9 Responses to “A Tale of Two Deaths”

  1. Preston Taylor Holmes Says:

    Outstanding comparison. At least the media doesn’t disguise who its true heroes are.

  2. LindaSoG Says:

    That is, hands down, the best post on this topic. May G-d bless Gunnery Sgt. John D. Fry and comfort his family in the days to come. He is a true hero.

    As for Tom Fox, well, he died of terminal appeasement. Too bad, so sad.

  3. Something... and Half of Something Says:

    RIP Tom Fox…

    So, the brave and admirable “freedom fighters” that Tom Fox went to Iraq to nurture, support and protect first tortured him, then killed him, and dumped his bound and bullet-riddled body beside a Baghdad railway. I guess we can be……

  4. Diggers Realm Says:

    American Peace Activist And Hostage Tom Fox Foudn Murdered In Iraq…

    Tom Fox, one of four peace activists taken hostage in Iraq by the The Swords Of Righteousness Brigade in November, 2005 was found shot in the head and chest in Baghdad. Tom Fox was 54 and dedicated his life to……

  5. Unpartisan.com Political News and Blog Aggregator Says:

    Friends Remember Slain American Hostage…

    A group of Quakers sat in silence as they have done every week since Tom Fox was taken hostage in Ir…

  6. Cranky Says:

    Outstanding post. You’ve been holding back on us.

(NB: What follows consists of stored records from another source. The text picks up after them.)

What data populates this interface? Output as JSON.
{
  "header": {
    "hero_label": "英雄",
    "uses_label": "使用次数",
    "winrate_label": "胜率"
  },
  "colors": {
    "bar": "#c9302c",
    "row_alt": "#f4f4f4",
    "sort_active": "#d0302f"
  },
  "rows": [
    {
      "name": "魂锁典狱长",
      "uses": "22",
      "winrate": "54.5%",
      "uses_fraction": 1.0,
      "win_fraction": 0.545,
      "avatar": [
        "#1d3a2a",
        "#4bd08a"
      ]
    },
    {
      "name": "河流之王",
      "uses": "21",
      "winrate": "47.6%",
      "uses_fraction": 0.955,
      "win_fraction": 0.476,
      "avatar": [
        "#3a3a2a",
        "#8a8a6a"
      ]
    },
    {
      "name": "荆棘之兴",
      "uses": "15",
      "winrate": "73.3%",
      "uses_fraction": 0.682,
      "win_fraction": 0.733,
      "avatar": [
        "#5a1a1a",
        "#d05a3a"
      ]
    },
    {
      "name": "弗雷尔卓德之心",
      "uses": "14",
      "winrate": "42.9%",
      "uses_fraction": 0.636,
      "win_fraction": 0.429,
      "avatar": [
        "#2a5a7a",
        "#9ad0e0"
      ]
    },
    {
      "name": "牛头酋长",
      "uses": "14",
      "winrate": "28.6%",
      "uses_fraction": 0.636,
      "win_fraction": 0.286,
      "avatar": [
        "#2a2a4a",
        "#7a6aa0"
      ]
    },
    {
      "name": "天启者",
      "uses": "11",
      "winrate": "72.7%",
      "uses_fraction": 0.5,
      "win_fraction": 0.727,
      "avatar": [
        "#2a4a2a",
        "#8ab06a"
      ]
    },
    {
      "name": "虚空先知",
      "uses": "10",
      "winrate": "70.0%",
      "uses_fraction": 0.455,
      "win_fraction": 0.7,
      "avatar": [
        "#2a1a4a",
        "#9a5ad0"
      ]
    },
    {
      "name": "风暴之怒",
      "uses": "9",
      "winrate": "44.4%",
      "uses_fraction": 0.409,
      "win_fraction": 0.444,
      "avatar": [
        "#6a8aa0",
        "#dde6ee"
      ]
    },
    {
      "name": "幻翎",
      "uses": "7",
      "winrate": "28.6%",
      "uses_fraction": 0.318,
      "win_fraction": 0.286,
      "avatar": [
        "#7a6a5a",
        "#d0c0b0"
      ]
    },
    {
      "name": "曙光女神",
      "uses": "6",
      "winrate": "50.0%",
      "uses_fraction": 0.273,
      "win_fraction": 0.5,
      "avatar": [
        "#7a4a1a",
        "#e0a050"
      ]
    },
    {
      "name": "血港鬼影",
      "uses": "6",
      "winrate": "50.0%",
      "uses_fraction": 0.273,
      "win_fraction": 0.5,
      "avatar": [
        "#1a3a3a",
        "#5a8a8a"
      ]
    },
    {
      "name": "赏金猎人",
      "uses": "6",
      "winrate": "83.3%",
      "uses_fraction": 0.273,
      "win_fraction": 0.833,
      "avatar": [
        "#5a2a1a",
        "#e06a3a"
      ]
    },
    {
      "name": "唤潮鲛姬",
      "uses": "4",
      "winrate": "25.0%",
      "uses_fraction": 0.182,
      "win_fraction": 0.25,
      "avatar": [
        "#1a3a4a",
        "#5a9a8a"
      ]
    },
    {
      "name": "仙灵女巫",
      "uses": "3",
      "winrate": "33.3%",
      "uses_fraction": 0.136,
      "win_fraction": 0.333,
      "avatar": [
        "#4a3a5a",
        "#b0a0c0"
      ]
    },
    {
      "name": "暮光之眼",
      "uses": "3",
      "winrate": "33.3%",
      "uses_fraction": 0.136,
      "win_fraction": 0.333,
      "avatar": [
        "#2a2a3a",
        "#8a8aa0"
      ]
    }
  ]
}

    On Topic – What a pointless martyrdom.

  7. Patrick Says:

    Thank you for this post. It is a shame the MSM does not jump on such stories. I think the world needs more heroes like John and less self aggrandising types who think themselves “heroes” because they have an ideology to push.

  8. Smantix Says:

    Thanks ya’ll. I just wanted to put some perspective to what I felt was another case of overblown media coverage, a la Bob Woodward, over Fox.

    When I start seeing people comparing Fox to Jesus and Gandhi, it’s time to proffer an objection before the canonization process is complete.

  9. Steve Says:

    Great post!
    Wonderful job of reminding us about the real heroes.
    Personally I think that Mr. Fox died of self inflicted wounds.